「フランス人は服を10着しか持たない」という本が出版されていて結構売れているそうです。10着しか持たないのが嘘か本当かは知る由もありません。それは人によるんじゃない?というもっともなツッコミはさて置き、この本はどういう背景で書かれたのか少し考えてみます。
この本はフランス人によるものではなく、フランスに留学したアメリカ人によって書かれています。著者は貴族の家にホームステイし、その家で見て感じたことを書き記しています。ホストとなったフランス貴族の一家の暮らしぶりから著者が感銘を受けたことが執筆の動機となっています。その家の人は服を10着しか持っていないかどうかはさて置き、高級品をどんどん買い足してたくさんコレクションして大事にしまっておくようなタイプではなかったようです。いいものを選びそれを大事に使う、そういう思想の人が留学生のホストだったのです。生涯使えるくらい気に入ったものを選んで持つ、それは高級品かもしれない、そしてそれを大事に使う。質素+整理整頓+情熱、を重視するフランス人ホストの生活ぶりが見て取れます。
フランス人全部がこうなのかどうかはわかりません。たまたまなのかもしれません。でもそれはここでは重要ではありません。このホームステイ先のフランス貴族は、いいものを少数持ち大切に使う、「物」に踊らされない、日常から喜びを見出す、整理整頓する(空間も頭の中も)、きちんと装う、を徹底的に貫く姿勢で生きていることになります。
ここでふと感じたことがあります。当ブログの記事「フランス大統領、年の差カップル」で元フランス大統領のミッテラン氏が愛人として生涯を共にすることになったアンヌ・パンジョという女性について書きました。この話と共通点がありそうです。愛人を持つことの良し悪しについての議論は野暮なので置いておくとして、ミッテラン氏は46歳の時に19歳の女性と出会い、その後生涯愛人としての関係を続けることとなりました。奥さんがありながら別に愛人を作ったという事だけ取り上げると、日本では徹底的に非難の的となりそうですが、そこは恋愛大国のフランスです。大統領でありながらそんな関係を維持しつつ職務を全うしました。そしてミッテラン氏とアンヌ・パンジョの間には真の愛情が存在したはずです。でなければ死ぬまで愛人関係を継続できるはずがありません。

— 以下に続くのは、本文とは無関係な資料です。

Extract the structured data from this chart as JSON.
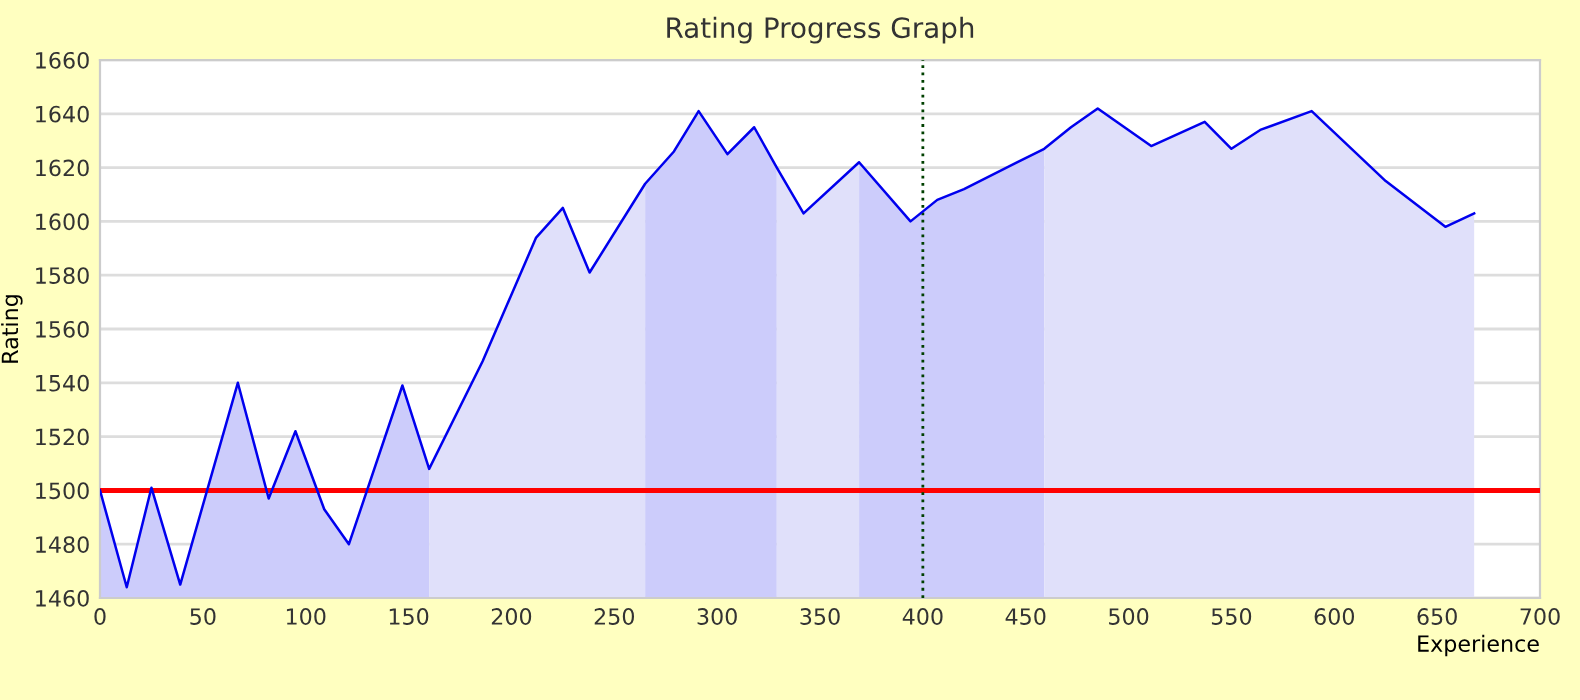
{
  "chart_data": {
    "type": "area",
    "title": "Rating Progress Graph",
    "xlabel": "Experience",
    "ylabel": "Rating",
    "xlim": [
      0,
      700
    ],
    "xticks": [
      0,
      50,
      100,
      150,
      200,
      250,
      300,
      350,
      400,
      450,
      500,
      550,
      600,
      650,
      700
    ],
    "ylim": [
      1460,
      1660
    ],
    "yticks": [
      1460,
      1480,
      1500,
      1520,
      1540,
      1560,
      1580,
      1600,
      1620,
      1640,
      1660
    ],
    "grid": "y",
    "marker": "none",
    "series": [
      {
        "color": "#ccccfb",
        "x": [
          0,
          13,
          25,
          39,
          67,
          82,
          95,
          109,
          121,
          147,
          160
        ],
        "values": [
          1500,
          1464,
          1501,
          1465,
          1540,
          1497,
          1522,
          1493,
          1480,
          1539,
          1508
        ]
      },
      {
        "color": "#e0e0fa",
        "x": [
          160,
          186,
          212,
          225,
          238,
          265
        ],
        "values": [
          1508,
          1548,
          1594,
          1605,
          1581,
          1614
        ]
      },
      {
        "color": "#ccccfb",
        "x": [
          265,
          279,
          291,
          305,
          318,
          329
        ],
        "values": [
          1614,
          1626,
          1641,
          1625,
          1635,
          1620
        ]
      },
      {
        "color": "#e0e0fa",
        "x": [
          329,
          342,
          369
        ],
        "values": [
          1620,
          1603,
          1622
        ]
      },
      {
        "color": "#ccccfb",
        "x": [
          369,
          394,
          407,
          420,
          446,
          459
        ],
        "values": [
          1622,
          1600,
          1608,
          1612,
          1622,
          1627
        ]
      },
      {
        "color": "#e0e0fa",
        "x": [
          459,
          472,
          485,
          511,
          537,
          550,
          564,
          589,
          625,
          654,
          668
        ],
        "values": [
          1627,
          1635,
          1642,
          1628,
          1637,
          1627,
          1634,
          1641,
          1615,
          1598,
          1603
        ]
      },
      {
        "type": "line",
        "color": "#0000ee",
        "x": [
          0,
          13,
          25,
          39,
          67,
          82,
          95,
          109,
          121,
          147,
          160,
          186,
          212,
          225,
          238,
          265,
          279,
          291,
          305,
          318,
          329,
          342,
          369,
          394,
          407,
          420,
          446,
          459,
          472,
          485,
          511,
          537,
          550,
          564,
          589,
          625,
          654,
          668
        ],
        "values": [
          1500,
          1464,
          1501,
          1465,
          1540,
          1497,
          1522,
          1493,
          1480,
          1539,
          1508,
          1548,
          1594,
          1605,
          1581,
          1614,
          1626,
          1641,
          1625,
          1635,
          1620,
          1603,
          1622,
          1600,
          1608,
          1612,
          1622,
          1627,
          1635,
          1642,
          1628,
          1637,
          1627,
          1634,
          1641,
          1615,
          1598,
          1603
        ]
      }
    ],
    "ref_lines": [
      {
        "axis": "y",
        "value": 1500,
        "color": "#ff0000",
        "line_style": "solid"
      },
      {
        "axis": "x",
        "value": 400,
        "color": "#004000",
        "line_style": "dotted"
      }
    ]
  }
}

先のフランス人ホストとミッテラン氏、心底大事にできるものを見つけたらそれをずうっと大事にする、なんとなく日本のメディアたちが取り上げたがるセレブ文化と違います。何が違うのかというとやっぱり成熟度なのでしょうか。いいものを少数大事に持ち、日常からささやかな喜びを見つける、という考え方は頭の中がとてもすっきりと整理整頓されていないとできないこと。そういう感覚を得るためにはそうとう頭の中が成熟していないとできそうにありません。まあ筆者自身の服の数は、フランス貴族の発想とは違う理由で10着程度なのですが、それはさておき、服なんてその程度あれば十分な気がします。それで何も困ることはありません。それがお気にいりのものであればなおさらそれ以上買い足す理由を見出せません。
参考サイト:Instagram coco_airi
これは先日某テレビ番組で登場した謎のセレブ女性のInstagramです。この参考サイトの人の生き方はそれはそれですばらしいです。否定する気はまったくありません。けっこう対極的な位置にいる人に見えましたので参考サイトとして掲載します。考え方は人それぞれです。前述のアメリカ人留学生のホストとなったフランス貴族の成熟度というのはひしひしと感じます。筆者はフランス文化に興味を持ってフランス語を学んでいる人ですので、やっぱりどうしても「フランス人は10着しか服を持たない」の世界に共感を覚えてしまいます。要は人生をどれだけコンパクトにすることで喜びを得られるか、そういうことについてどれだけ主体的に認識しているか、そういう話なのです。